ARCA biopharma Announces FDA Approval of IND Application for AB201 as a Potential Treatment for COVID-19
October 07 2020 - 08:30AM
GlobeNewswire Inc.
ARCA biopharma, Inc. (Nasdaq: ABIO), a biopharmaceutical company applying a precision medicine approach to developing genetically targeted therapies for cardiovascular diseases, today announced the U.S. Food and Drug Administration (FDA) has approved the Investigational New Drug (IND) application for AB201 (rNAPc2) as a potential treatment for patients hospitalized with COVID-19. ARCA anticipates initiating a Phase 2b/3 sequential clinical trial, ASPEN-COVID-19, of AB201 in approximately 100 patients hospitalized with COVID-19 in the fourth quarter of this year, with Phase 2b followed by a contiguous Phase 3 study that is dependent on Phase 2 results. The Company anticipates topline data from the trial in the second quarter of 2021.
The planned Phase 2b trial is anticipated to be a randomized comparison of two dose regimens of AB201 versus heparin prescribed per local standard of care. The clinical course of some patients with COVID-19 is complicated by a virus-triggered coagulopathy that includes thrombotic events and inflammatory processes, thought to be mediated in part by tissue factor production. AB201 is a potent tissue factor inhibitor anticoagulant with anti-inflammatory and antiviral properties. The primary endpoint of the trial will be change in D-dimer level from baseline to Day 8. D-dimer is a biomarker commonly used for assessing coagulation activation, which is elevated in approximately 50% of hospitalized COVID-19 patients and is directly associated with adverse clinical outcomes. If Phase 2b indicates a favorable effect on D-dimer levels, following FDA review of the data and identification of the proposed Phase 3 AB201 dose, the Company anticipates that clinical investigative sites will begin enrolling in the planned Phase 3 clinical trial. The primary endpoint of Phase 3 will be clinical recovery as measured by the Adaptive COVID-19 Treatment Trial (ACTT-1) ordinal scale, with secondary endpoints that include D-dimer levels and the number of thrombotic events. Phase 3 will be event driven, with an estimated requirement of 450 patients. The Phase 2b and Phase 3 trials are described in a common protocol and use identical entry criteria and the same heparin regimen control.

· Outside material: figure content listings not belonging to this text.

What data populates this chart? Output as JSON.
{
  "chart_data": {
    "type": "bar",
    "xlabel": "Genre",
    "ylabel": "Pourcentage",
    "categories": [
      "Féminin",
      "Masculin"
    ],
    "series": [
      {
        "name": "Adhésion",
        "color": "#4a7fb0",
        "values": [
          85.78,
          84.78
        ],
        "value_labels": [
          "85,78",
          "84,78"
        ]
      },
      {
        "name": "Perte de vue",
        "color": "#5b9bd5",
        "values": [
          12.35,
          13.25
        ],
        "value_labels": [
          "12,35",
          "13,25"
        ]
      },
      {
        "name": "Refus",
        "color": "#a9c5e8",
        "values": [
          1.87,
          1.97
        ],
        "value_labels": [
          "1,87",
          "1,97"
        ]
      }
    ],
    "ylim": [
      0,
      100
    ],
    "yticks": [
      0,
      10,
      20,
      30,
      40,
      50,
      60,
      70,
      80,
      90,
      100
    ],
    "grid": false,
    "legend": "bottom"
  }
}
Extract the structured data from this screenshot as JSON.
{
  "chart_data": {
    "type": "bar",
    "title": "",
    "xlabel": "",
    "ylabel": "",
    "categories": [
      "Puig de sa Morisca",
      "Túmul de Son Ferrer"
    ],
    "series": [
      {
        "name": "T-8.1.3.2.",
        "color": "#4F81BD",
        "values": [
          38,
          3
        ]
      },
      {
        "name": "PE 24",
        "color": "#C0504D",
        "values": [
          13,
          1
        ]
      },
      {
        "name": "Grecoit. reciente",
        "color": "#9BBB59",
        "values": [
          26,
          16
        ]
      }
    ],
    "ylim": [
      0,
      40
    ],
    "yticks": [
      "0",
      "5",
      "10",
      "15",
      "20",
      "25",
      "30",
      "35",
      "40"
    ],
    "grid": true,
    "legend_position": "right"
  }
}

Dr. Michael Bristow, ARCA’s President and Chief Executive Officer, who is also an American Heart Association (AHA) funded COVID-19 investigator, commented, "The ASPEN-COVID-19 trial will use the coagulopathy biomarker D-dimer to identify an optimal dose from AB201 regimens that are both within the therapeutic range as determined from Phase 2 trials investigating cardiovascular thrombosis prophylaxis. If successful, we anticipate using this dose in a planned Phase 3 trial to evaluate potential improvement in clinical outcomes. We believe that the combination of anticoagulant, anti-inflammatory and antiviral effects of AB201 may favorably impact clinical recovery of patients hospitalized with COVID-19."
The trial is being managed in collaboration with the Colorado Prevention Center (CPC), the University of Colorado's Academic Research Organization with extensive experience in managing vascular and anticoagulation clinical trials.
Marc Bonaca, MD, Executive Director of CPC, commented: “The ASPEN-COVID-19 trial will enable us to step beyond the question of intensity of anticoagulation and ask the question of whether specifically targeting tissue factor, a key step in the extrinsic pathway of anticoagulation and a key part of viral pathogenesis, improves outcomes in COVID-19. Dosing and safety are critical, and the Phase 2 trial will enable selection of a dose for safety, coagulopathy, and anti-viral parameters for use in a planned Phase 3 clinical trial. This selected dose will be deployed in the proposed Phase 3 pivotal outcomes study with the hope of translation to the clinical setting. We believe this therapy holds promise to improve outcomes in the current pandemic and given the positive findings in an Ebola animal model, has the potential for broader application in other severe viral infections characterized by coagulopathy.”